Our project consists of three primary components: the development and programming of our proposed algorithm, a simulation study of our causal survival analysis methods under varying multi-level environments and clustering perspectives, and a tutorial paper to assist with the knowledge translation of our new approach for non-technical audiences. All our R code will be shared on GitHub to ensure reproducibility and transparency, and we also hope to develop an R package for our algorithm if time permits.

Supervised by James Scott, Dalla Lana School of Public Health, Tracy Kirkham, Ontario Health, and Alison McGeer, Temerty Faculty of Medicine

Project Title: Validation of Respirator Fit on Ontario Paramedics and Firefighters

Project Summary: During the COVID-19 pandemic, emergency service workers (ESWs) relied heavily on respirators as protection against infectious bioaerosols. However, respirators may fail when ESWs perform more physically demanding tasks (e.g., cardiopulmonary resuscitation), putting their health at risk.

I am conducting an experimental study of 200 Ontario ESWs (paramedics and firefighters) to investigate respirator fit during simulated work tasks and for respirator fit factors. Investigation into fit factors will include facial and physiological measurements, and behaviours during tasks, with data partitioned based on sex and ethnicity. This study will help elucidate whether emergency service workers are protected by respirators while performing these tasks.    
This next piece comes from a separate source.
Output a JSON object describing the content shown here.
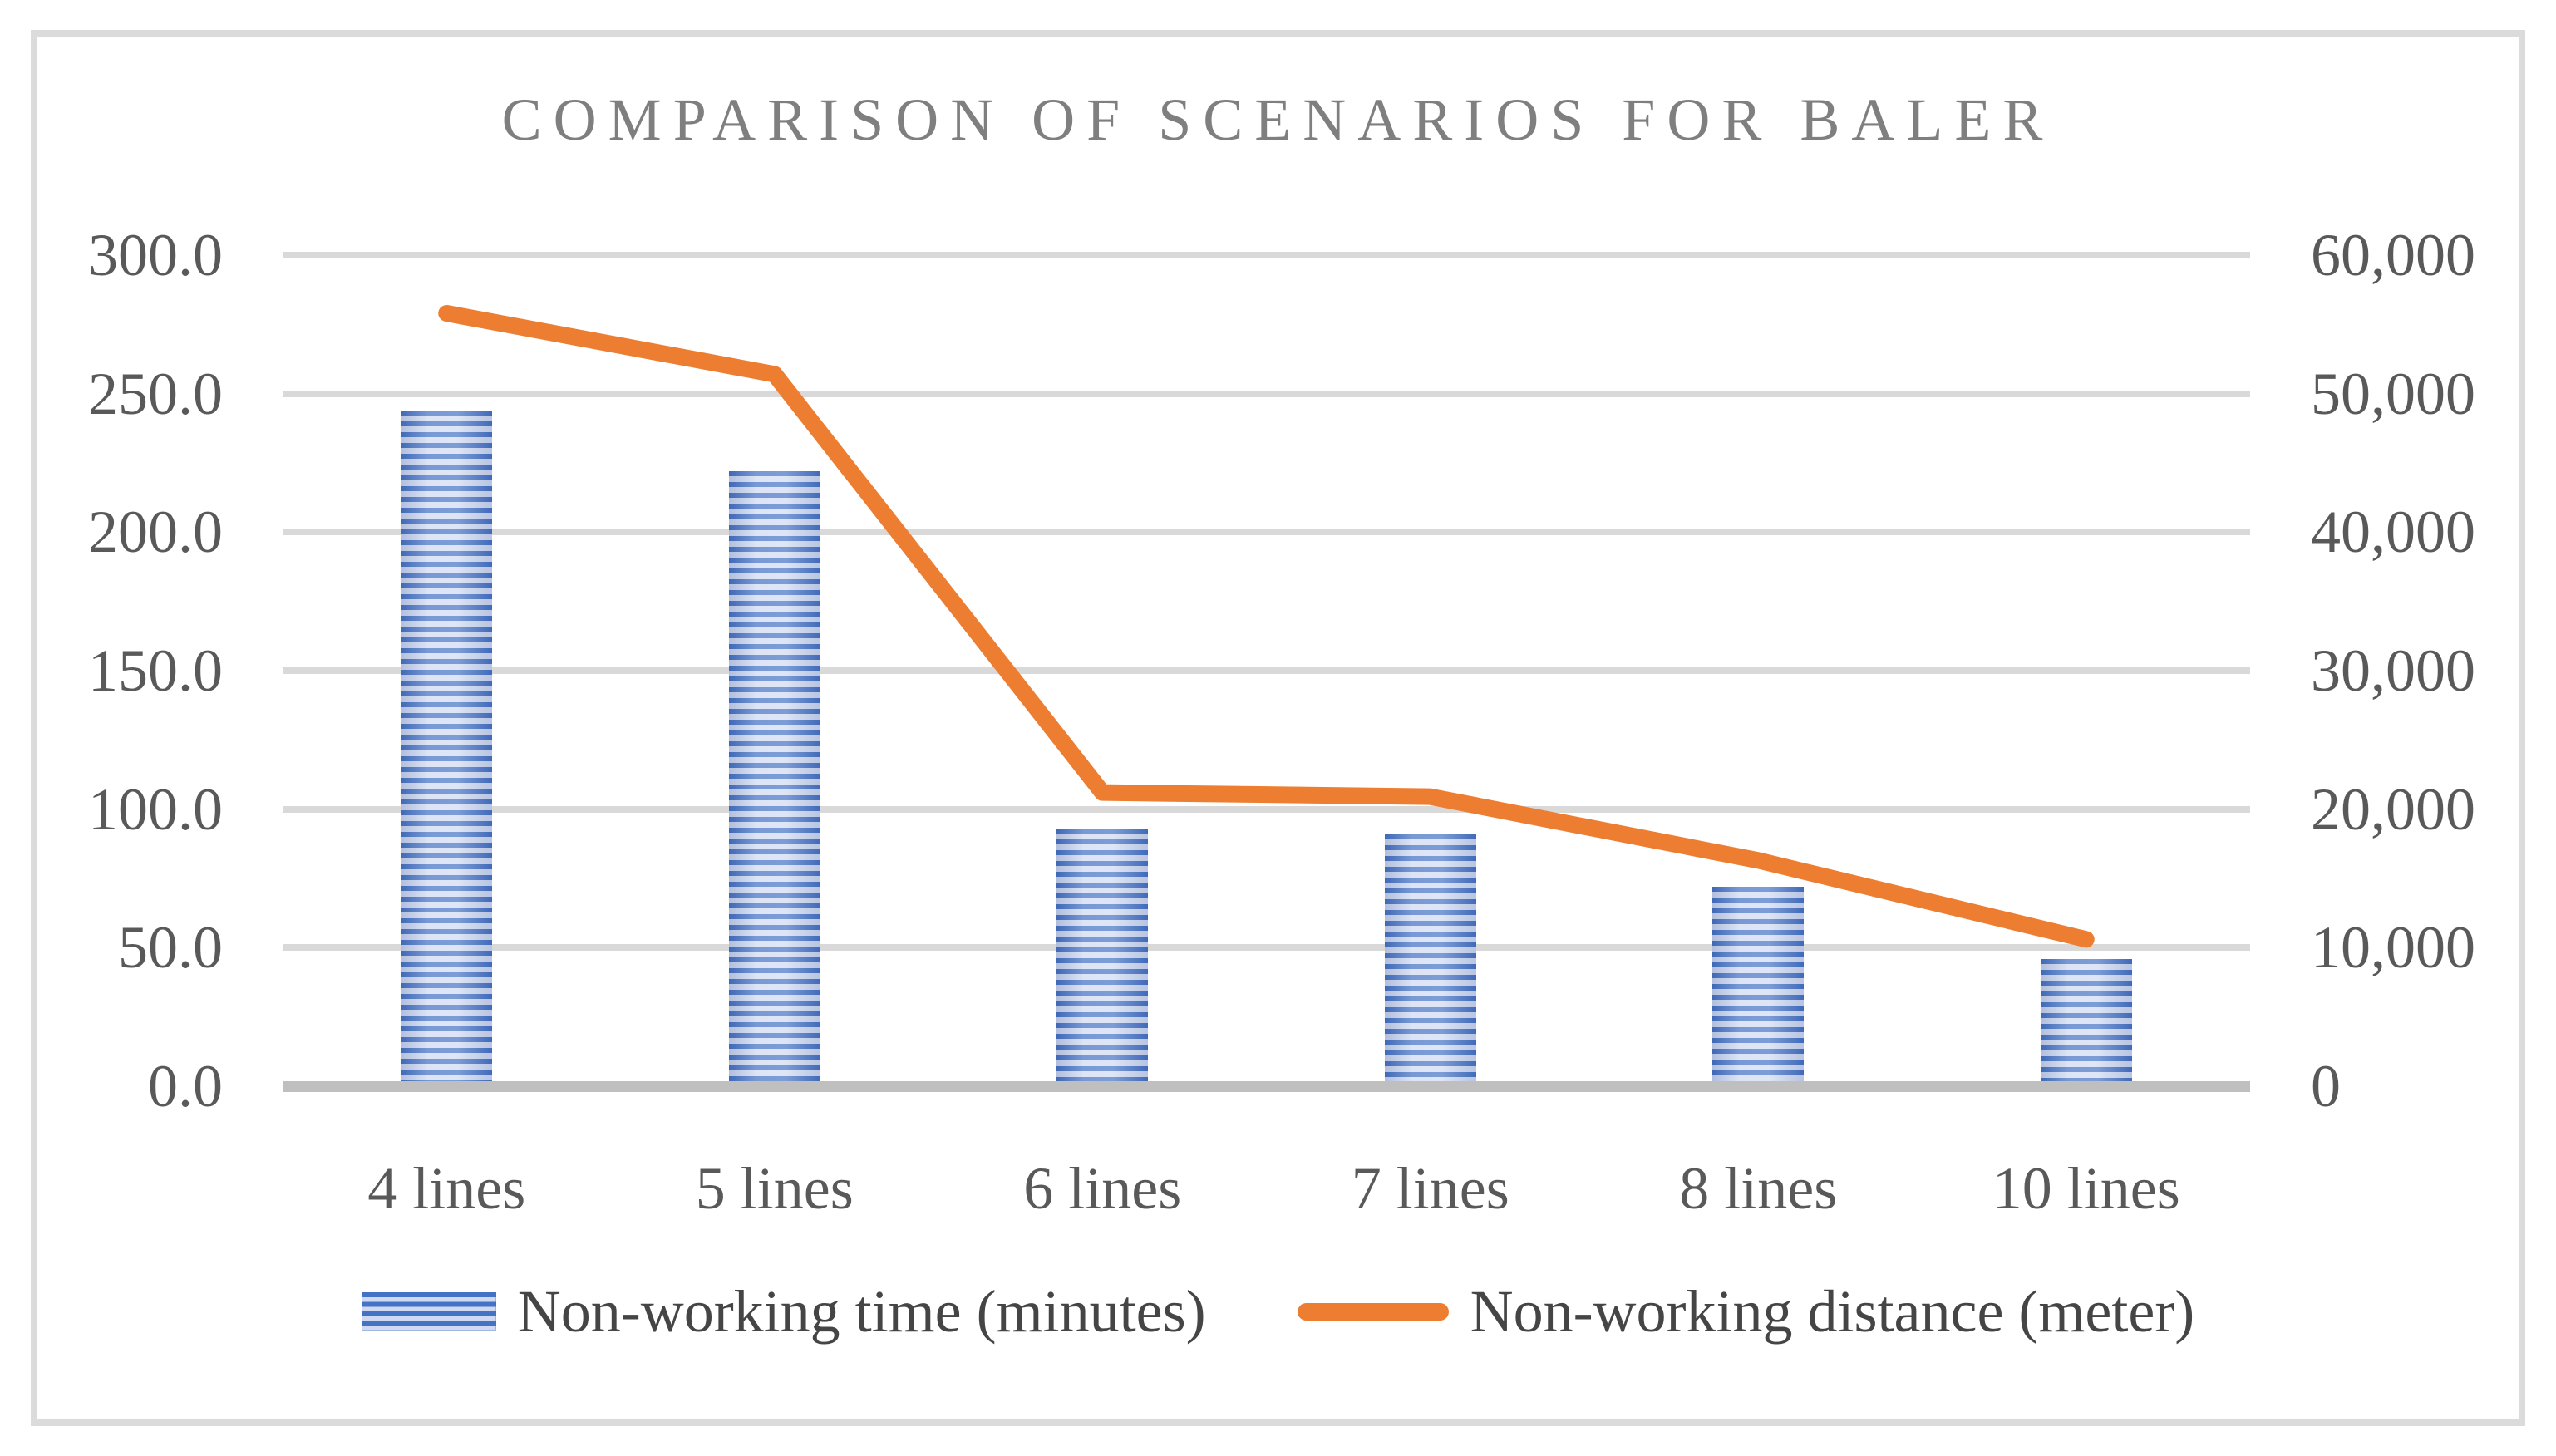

Finding that tasks or other variables lead to respirators failing that previously passed standard fit tests would support changes in respiratory use among paramedics and/or changes to fit testing procedures. Such changes may reduce occupational respiratory disease in paramedics and will help inform respirator fit testing for paramedics, firefighters and allied healthcare workers in preparation for future pandemics.  Other quantitative measures such as facial measurements will be linked to respirator fit to elucidate possible links with facial dimensions and respirator fit for both simulated work and standard fit tests. This measurement will help inform the potential development of new respirator designs.